By Rory D. Sweeney
VALLEY FORGE, Pa. — PJM CEO Andy Ott attended last week’s Markets and Reliability Committee meeting to respond to concerns about the Board of Managers’ recent ultimatum around price formation — and members were more than happy to offer additional ones.
Under the gun of the board’s Jan. 31 deadline to revise six characteristics of PJM’s energy market price formation, stakeholders last week heard first reads of three alternative proposals. (See PJM Moving Quickly to Make Board’s Price Formation Deadline.)
Ott said the board felt several of the revisions for which it intends to request FERC approval are “no-brainers” in that they have already proven successful in solving other problems for PJM.
“We feel we are correctly criticized as a region for not addressing known price anomalies,” Ott said. “There is a very strong opinion by the board that we are long overdue for these changes.”
He said PJM staff could provide additional data for stakeholder analysis after the revisions have been implemented, but “we’re not in that mindset right now” to wait for additional data to validate the revisions. “As a board, we felt that these issues had been discussed for years.”
Responding to concerns about whether the board was fully apprised of activity in the Energy Price Formation Senior Task Force (EPFSTF), Ott said they are “well aware” and have had a “complete discussion of where the stakeholders were.” Instead of asking to slow down changes, stakeholders should be helping PJM speed them up, he said.
“The pace of the industry is not going to slow down for us. In fact, it’s going to accelerate,” he said. “On some of the very big and broad issues, we struggle on how to get them through in a way that’s timely. … These are so obvious that we need to get it through to FERC. … We don’t feel it’s rushed; we feel it’s actually delayed.”
Greg Poulos, executive director of the Consumer Advocates of the PJM States (CAPS), said he is fielding questions from his members asking why this is happening now when major changes are already imminent for other PJM markets, including capacity and financial transmission rights.
“It seems like everything is happening at once,” he said.
“The fact that the votes haven’t happened, it’s not delay. It’s truly trying to do the right things by the market,” said Susan Bruce, representing the PJM Industrial Customer Coalition. “We have almost a fiduciary responsibility” to understand the full impacts of the proposal before going to FERC, particularly if stakeholders are going to be asked to endorse it.
Ott acknowledged that some issues, such as alignment of day-ahead and real-time reserves, haven’t been discussed and hoped that they could be addressed in January.
Collapse the Process
The call to immediate action left some stakeholders questioning the value of debating the issues within PJM.

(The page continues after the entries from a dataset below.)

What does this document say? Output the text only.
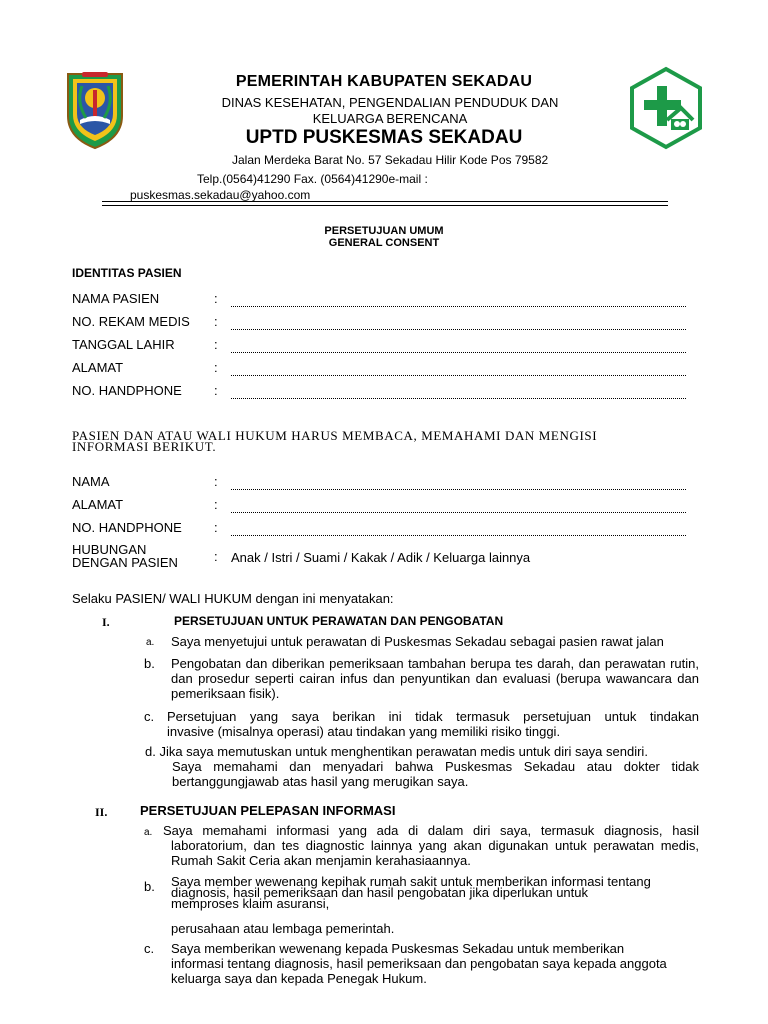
PEMERINTAH KABUPATEN SEKADAU
DINAS KESEHATAN, PENGENDALIAN PENDUDUK DAN
KELUARGA BERENCANA
UPTD PUSKESMAS SEKADAU
Jalan Merdeka Barat No. 57 Sekadau Hilir Kode Pos 79582
Telp.(0564)41290 Fax. (0564)41290e-mail :
puskesmas.sekadau@yahoo.com
PERSETUJUAN UMUM
GENERAL CONSENT
IDENTITAS PASIEN
NAMA PASIEN	:
NO. REKAM MEDIS :
TANGGAL LAHIR	:
ALAMAT	:
NO. HANDPHONE :
PASIEN DAN ATAU WALI HUKUM HARUS MEMBACA, MEMAHAMI DAN MENGISI INFORMASI BERIKUT.
NAMA	:
ALAMAT	:
NO. HANDPHONE :
HUBUNGAN
DENGAN PASIEN	: Anak / Istri / Suami / Kakak / Adik / Keluarga lainnya
Selaku PASIEN/ WALI HUKUM dengan ini menyatakan:
I.	PERSETUJUAN UNTUK PERAWATAN DAN PENGOBATAN
a. Saya menyetujui untuk perawatan di Puskesmas Sekadau sebagai pasien rawat jalan
b. Pengobatan dan diberikan pemeriksaan tambahan berupa tes darah, dan perawatan rutin, dan prosedur seperti cairan infus dan penyuntikan dan evaluasi (berupa wawancara dan pemeriksaan fisik).
c. Persetujuan yang saya berikan ini tidak termasuk persetujuan untuk tindakan
invasive (misalnya operasi) atau tindakan yang memiliki risiko tinggi.
d. Jika saya memutuskan untuk menghentikan perawatan medis untuk diri saya sendiri.
Saya memahami dan menyadari bahwa Puskesmas Sekadau atau dokter tidak bertanggungjawab atas hasil yang merugikan saya.
II.	PERSETUJUAN PELEPASAN INFORMASI
a. Saya memahami informasi yang ada di dalam diri saya, termasuk diagnosis, hasil
laboratorium, dan tes diagnostic lainnya yang akan digunakan untuk perawatan medis, Rumah Sakit Ceria akan menjamin kerahasiaannya.
b. Saya member wewenang kepihak rumah sakit untuk memberikan informasi tentang
diagnosis, hasil pemeriksaan dan hasil pengobatan jika diperlukan untuk
memproses klaim asuransi,
perusahaan atau lembaga pemerintah.
c. Saya memberikan wewenang kepada Puskesmas Sekadau untuk memberikan informasi tentang diagnosis, hasil pemeriksaan dan pengobatan saya kepada anggota keluarga saya dan kepada Penegak Hukum.
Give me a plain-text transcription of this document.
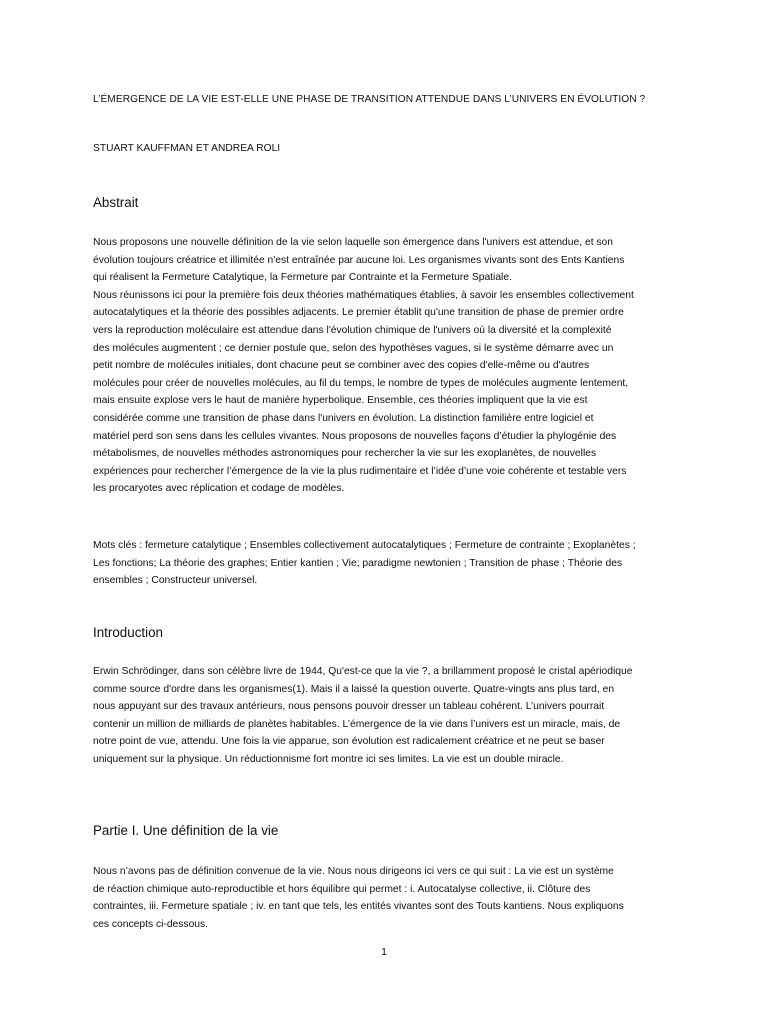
L’ÉMERGENCE DE LA VIE EST-ELLE UNE PHASE DE TRANSITION ATTENDUE DANS L’UNIVERS EN ÉVOLUTION ?
STUART KAUFFMAN ET ANDREA ROLI
Abstrait
Nous proposons une nouvelle définition de la vie selon laquelle son émergence dans l'univers est attendue, et son
évolution toujours créatrice et illimitée n'est entraînée par aucune loi. Les organismes vivants sont des Ents Kantiens
qui réalisent la Fermeture Catalytique, la Fermeture par Contrainte et la Fermeture Spatiale.
Nous réunissons ici pour la première fois deux théories mathématiques établies, à savoir les ensembles collectivement
autocatalytiques et la théorie des possibles adjacents. Le premier établit qu'une transition de phase de premier ordre
vers la reproduction moléculaire est attendue dans l'évolution chimique de l'univers où la diversité et la complexité
des molécules augmentent ; ce dernier postule que, selon des hypothèses vagues, si le système démarre avec un
petit nombre de molécules initiales, dont chacune peut se combiner avec des copies d'elle-même ou d'autres
molécules pour créer de nouvelles molécules, au fil du temps, le nombre de types de molécules augmente lentement,
mais ensuite explose vers le haut de manière hyperbolique. Ensemble, ces théories impliquent que la vie est
considérée comme une transition de phase dans l'univers en évolution. La distinction familière entre logiciel et
matériel perd son sens dans les cellules vivantes. Nous proposons de nouvelles façons d’étudier la phylogénie des
métabolismes, de nouvelles méthodes astronomiques pour rechercher la vie sur les exoplanètes, de nouvelles
expériences pour rechercher l’émergence de la vie la plus rudimentaire et l’idée d’une voie cohérente et testable vers
les procaryotes avec réplication et codage de modèles.
Mots clés : fermeture catalytique ; Ensembles collectivement autocatalytiques ; Fermeture de contrainte ; Exoplanètes ;
Les fonctions; La théorie des graphes; Entier kantien ; Vie; paradigme newtonien ; Transition de phase ; Théorie des
ensembles ; Constructeur universel.
Introduction
Erwin Schrödinger, dans son célèbre livre de 1944, Qu'est-ce que la vie ?, a brillamment proposé le cristal apériodique
comme source d'ordre dans les organismes(1). Mais il a laissé la question ouverte. Quatre-vingts ans plus tard, en
nous appuyant sur des travaux antérieurs, nous pensons pouvoir dresser un tableau cohérent. L’univers pourrait
contenir un million de milliards de planètes habitables. L’émergence de la vie dans l’univers est un miracle, mais, de
notre point de vue, attendu. Une fois la vie apparue, son évolution est radicalement créatrice et ne peut se baser
uniquement sur la physique. Un réductionnisme fort montre ici ses limites. La vie est un double miracle.
Partie I. Une définition de la vie
Nous n’avons pas de définition convenue de la vie. Nous nous dirigeons ici vers ce qui suit : La vie est un système
de réaction chimique auto-reproductible et hors équilibre qui permet : i. Autocatalyse collective, ii. Clôture des
contraintes, iii. Fermeture spatiale ; iv. en tant que tels, les entités vivantes sont des Touts kantiens. Nous expliquons
ces concepts ci-dessous.
1
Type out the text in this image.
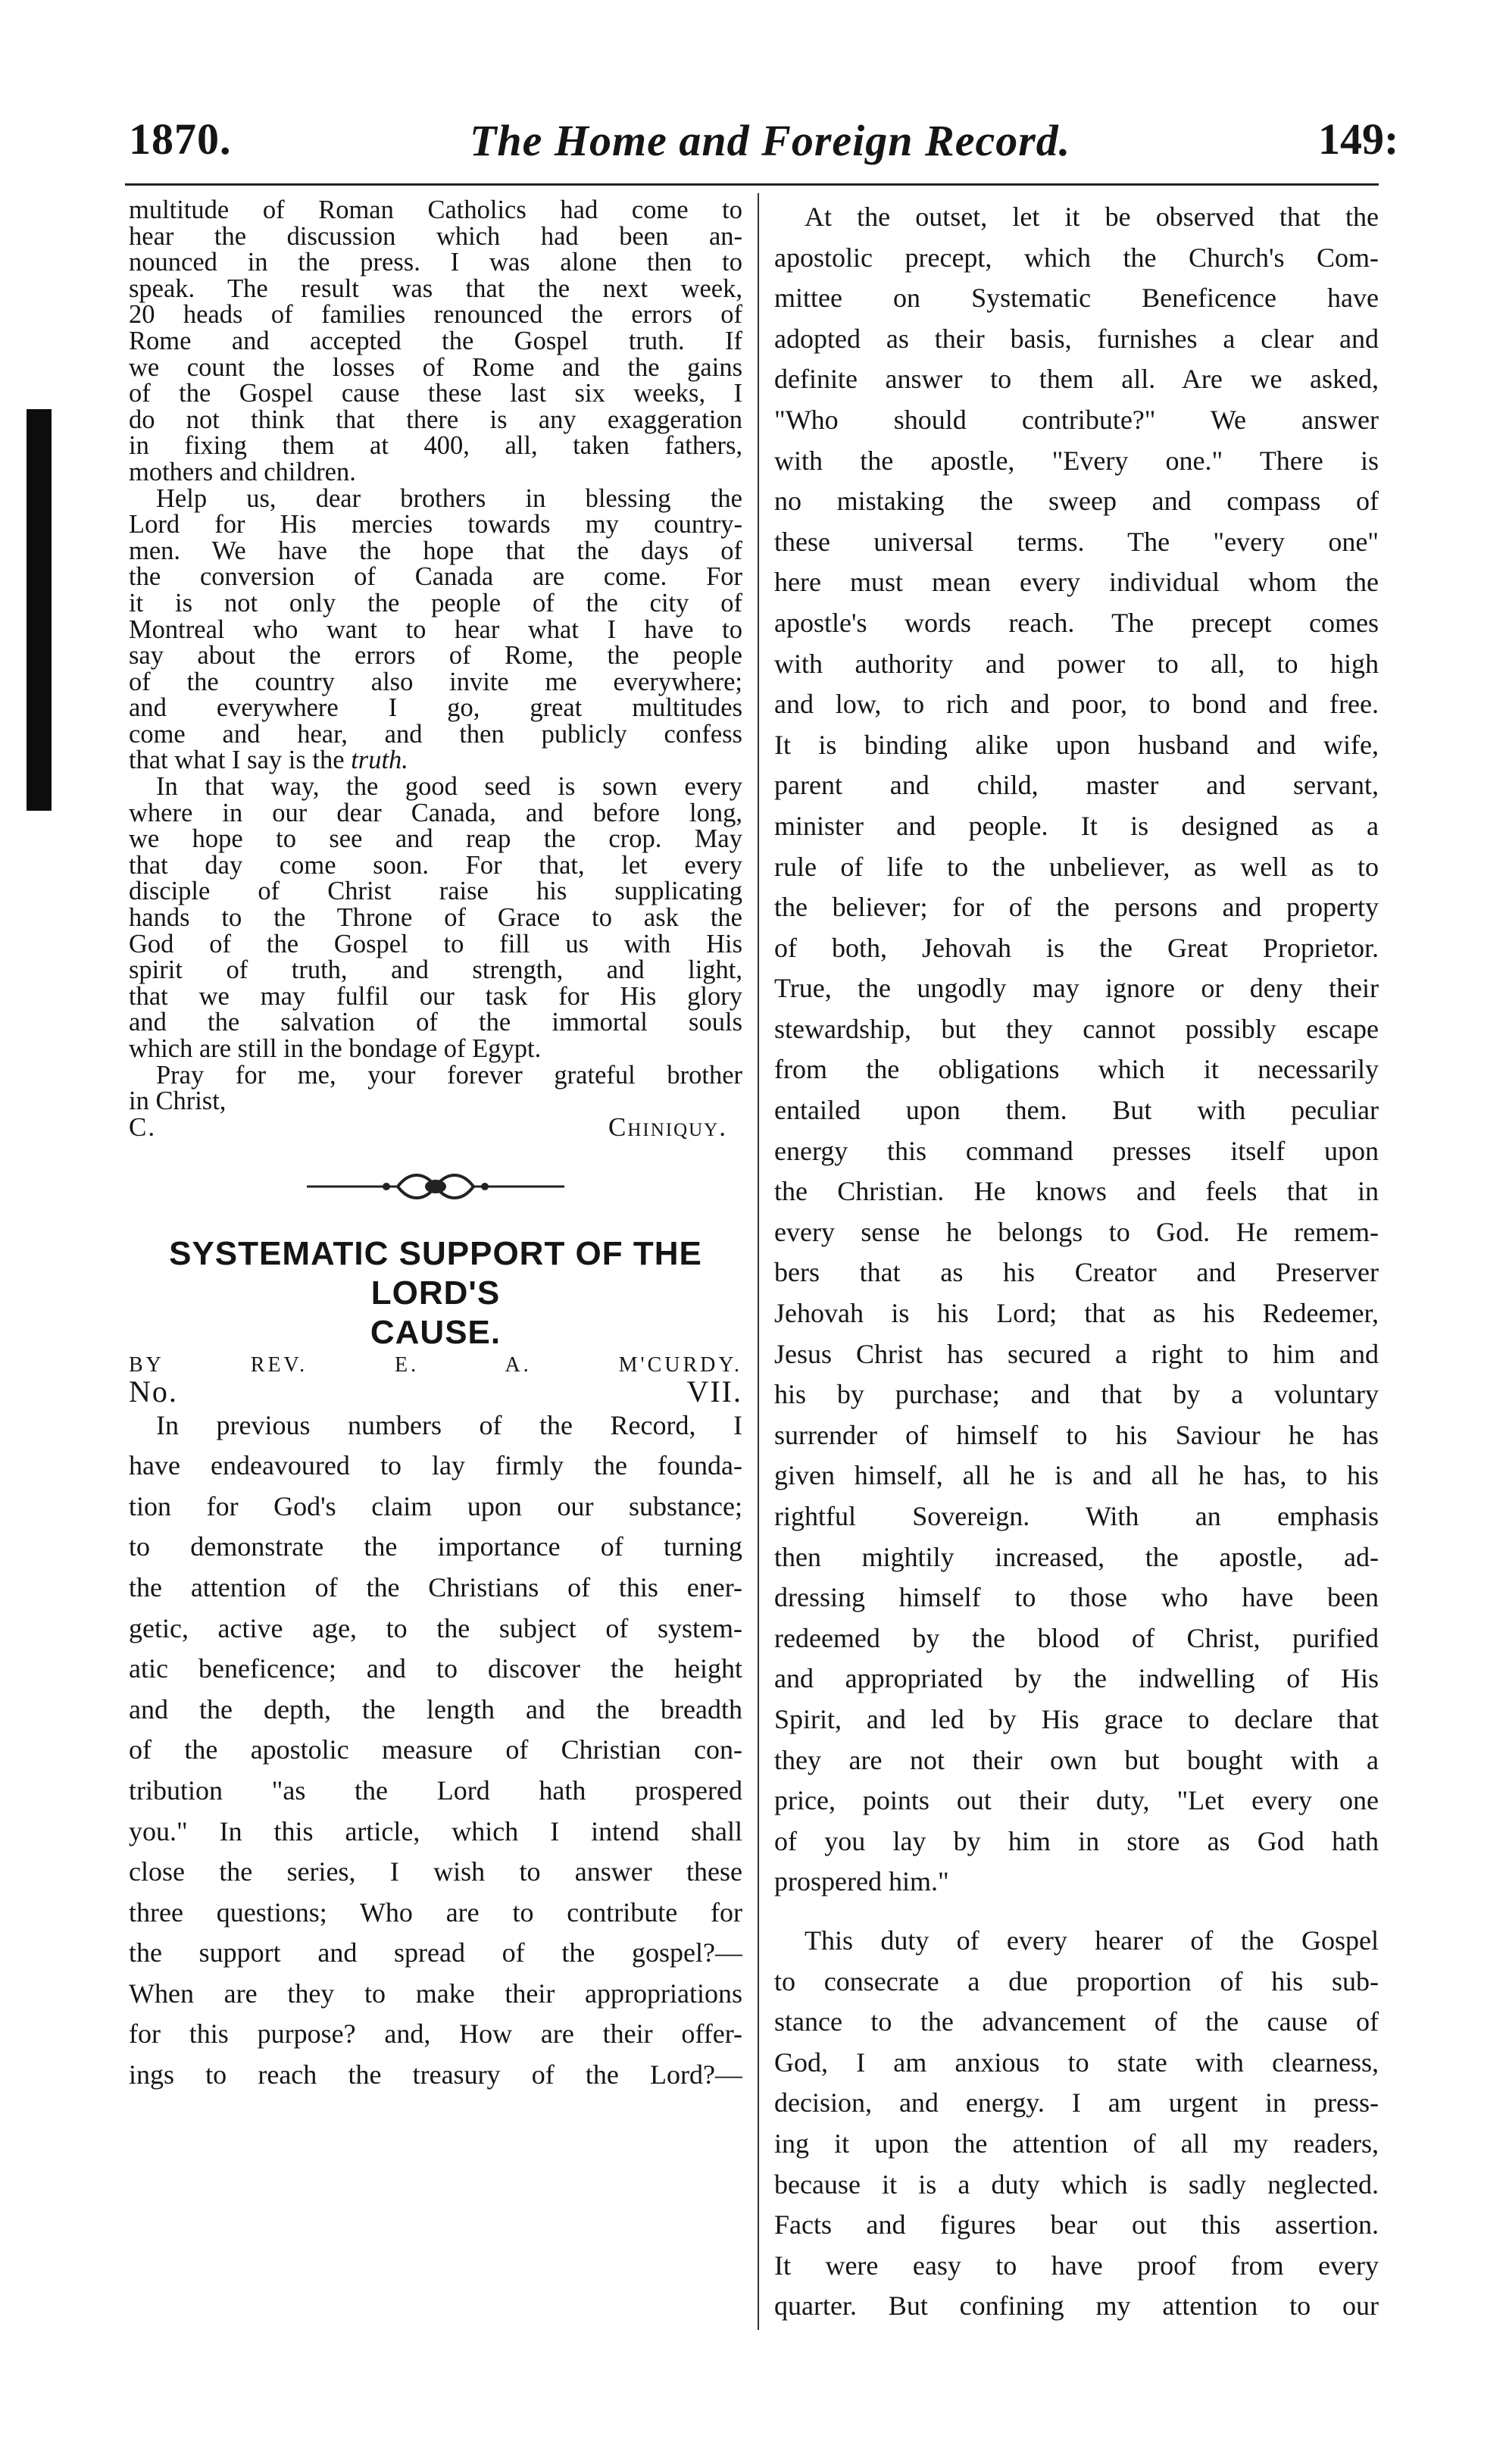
1870.	The Home and Foreign Record.	149:

multitude of Roman Catholics had come to

hear the discussion which had been an-

nounced in the press. I was alone then to

speak. The result was that the next week,

20 heads of families renounced the errors of

Rome and accepted the Gospel truth. If

we count the losses of Rome and the gains

of the Gospel cause these last six weeks, I

do not think that there is any exaggeration

in fixing them at 400, all, taken fathers,

mothers and children.

Help us, dear brothers in blessing the

Lord for His mercies towards my country-

men. We have the hope that the days of

the conversion of Canada are come. For

it is not only the people of the city of

Montreal who want to hear what I have to

say about the errors of Rome, the people

of the country also invite me everywhere;

and everywhere I go, great multitudes

come and hear, and then publicly confess

that what I say is the truth.

In that way, the good seed is sown every

where in our dear Canada, and before long,

we hope to see and reap the crop. May

that day come soon. For that, let every

disciple of Christ raise his supplicating

hands to the Throne of Grace to ask the

God of the Gospel to fill us with His

spirit of truth, and strength, and light,

that we may fulfil our task for His glory

and the salvation of the immortal souls

which are still in the bondage of Egypt.

Pray for me, your forever grateful brother

in Christ,

C. Chiniquy.

SYSTEMATIC SUPPORT OF THE LORD'S
CAUSE.

BY REV. E. A. M'CURDY.

No. VII.

In previous numbers of the Record, I

have endeavoured to lay firmly the founda-

tion for God's claim upon our substance;

to demonstrate the importance of turning

the attention of the Christians of this ener-

getic, active age, to the subject of system-

atic beneficence; and to discover the height

and the depth, the length and the breadth

of the apostolic measure of Christian con-

tribution "as the Lord hath prospered

you." In this article, which I intend shall

close the series, I wish to answer these

three questions; Who are to contribute for

the support and spread of the gospel?—

When are they to make their appropriations

for this purpose? and, How are their offer-

ings to reach the treasury of the Lord?—

At the outset, let it be observed that the

apostolic precept, which the Church's Com-

mittee on Systematic Beneficence have

adopted as their basis, furnishes a clear and

definite answer to them all. Are we asked,

"Who should contribute?" We answer

with the apostle, "Every one." There is

no mistaking the sweep and compass of

these universal terms. The "every one"

here must mean every individual whom the

apostle's words reach. The precept comes

with authority and power to all, to high

and low, to rich and poor, to bond and free.

It is binding alike upon husband and wife,

parent and child, master and servant,

minister and people. It is designed as a

rule of life to the unbeliever, as well as to

the believer; for of the persons and property

of both, Jehovah is the Great Proprietor.

True, the ungodly may ignore or deny their

stewardship, but they cannot possibly escape

from the obligations which it necessarily

entailed upon them. But with peculiar

energy this command presses itself upon

the Christian. He knows and feels that in

every sense he belongs to God. He remem-

bers that as his Creator and Preserver

Jehovah is his Lord; that as his Redeemer,

Jesus Christ has secured a right to him and

his by purchase; and that by a voluntary

surrender of himself to his Saviour he has

given himself, all he is and all he has, to his

rightful Sovereign. With an emphasis

then mightily increased, the apostle, ad-

dressing himself to those who have been

redeemed by the blood of Christ, purified

and appropriated by the indwelling of His

Spirit, and led by His grace to declare that

they are not their own but bought with a

price, points out their duty, "Let every one

of you lay by him in store as God hath

prospered him."

This duty of every hearer of the Gospel

to consecrate a due proportion of his sub-

stance to the advancement of the cause of

God, I am anxious to state with clearness,

decision, and energy. I am urgent in press-

ing it upon the attention of all my readers,

because it is a duty which is sadly neglected.

Facts and figures bear out this assertion.

It were easy to have proof from every

quarter. But confining my attention to our
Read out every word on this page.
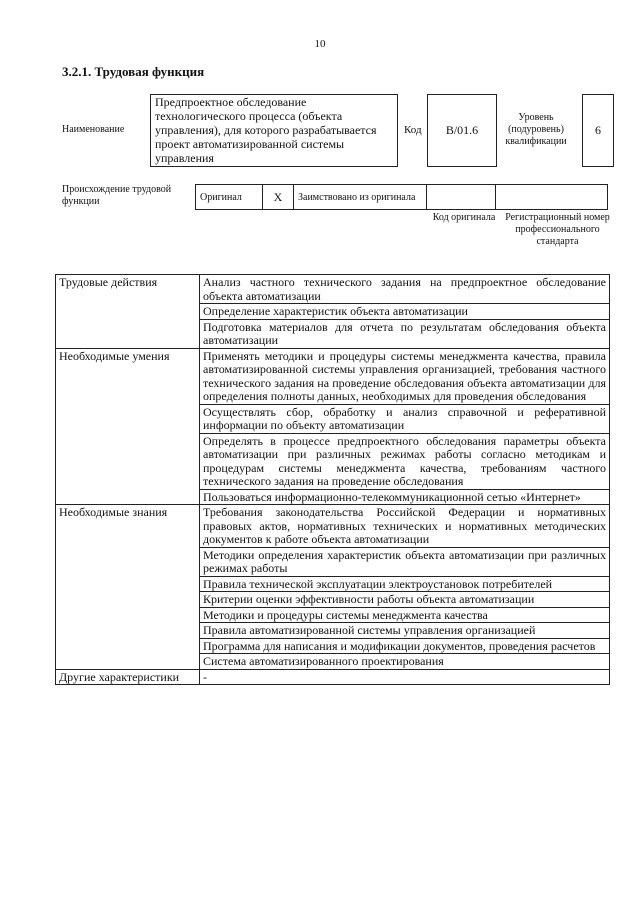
10
3.2.1. Трудовая функция
Наименование
Предпроектное обследование технологического процесса (объекта управления), для которого разрабатывается проект автоматизированной системы управления
Код B/01.6
Уровень (подуровень) квалификации
6
Происхождение трудовой функции	Оригинал	X	Заимствовано из оригинала		
Код оригинала Регистрационный номер профессионального стандарта
Трудовые действия	Анализ частного технического задания на предпроектное обследование объекта автоматизации
	Определение характеристик объекта автоматизации
	Подготовка материалов для отчета по результатам обследования объекта автоматизации
Необходимые умения	Применять методики и процедуры системы менеджмента качества, правила автоматизированной системы управления организацией, требования частного технического задания на проведение обследования объекта автоматизации для определения полноты данных, необходимых для проведения обследования
	Осуществлять сбор, обработку и анализ справочной и реферативной информации по объекту автоматизации
	Определять в процессе предпроектного обследования параметры объекта автоматизации при различных режимах работы согласно методикам и процедурам системы менеджмента качества, требованиям частного технического задания на проведение обследования
	Пользоваться информационно-телекоммуникационной сетью «Интернет»
Необходимые знания	Требования законодательства Российской Федерации и нормативных правовых актов, нормативных технических и нормативных методических документов к работе объекта автоматизации
	Методики определения характеристик объекта автоматизации при различных режимах работы
	Правила технической эксплуатации электроустановок потребителей
	Критерии оценки эффективности работы объекта автоматизации
	Методики и процедуры системы менеджмента качества
	Правила автоматизированной системы управления организацией
	Программа для написания и модификации документов, проведения расчетов
	Система автоматизированного проектирования
Другие характеристики	-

“You have stated that the stakeholder process is antiquated and of no real use to you,” said Ruth Ann Price of the Delaware Division of the Public Advocate. “Perhaps we need to collapse the stakeholder process and just go directly to FERC.”
Ott admitted that the board did discuss making a unilateral filing under Section 206 of the Federal Power Act rather than issuing its Dec. 5 letter to stakeholders, but he said he “feels very strongly that stakeholder input is vital.”
“Time and time again, the stakeholder process has improved proposals, and we believe that,” he said. “I think it’s of tremendous value.”
While PJM comprehensively outlined its proposal to meet the board’s demands, it was unclear which member company would be motioning or seconding it for consideration. The proposal includes increasing the penalty factor for pricing reserve scarcity in the operating reserve demand curve (ORDC) to $2,000/MWh.
Still a work in progress, a second proposal from the D.C. Office of the People’s Counsel mainly focuses on maintaining the current $850/MWh ORDC penalty factor.
PJM’s Independent Market Monitor presented its alternative, which remained unchanged from its EPFSTF proposal that would, among other things, delineate smaller subzones and create an ORDC “based on analysis of actual operator demand for additional reserves.” Monitor Joe Bowring said the ORDC is “overstated” in PJM’s proposal.
Finally, Calpine’s David “Scarp” Scarpignato proposed to implement PJM’s proposal without a “transitional mechanism for the energy and ancillary services (E&AS) revenue offset to reflect expected changes in revenues in the determination of the net cost of new entry.” Spark spreads have been “coming down,” Scarp said, but a “high variance” remains between expected and actual E&AS revenues.
Stakeholders will vote on the issue at the Jan. 24 MRC meeting.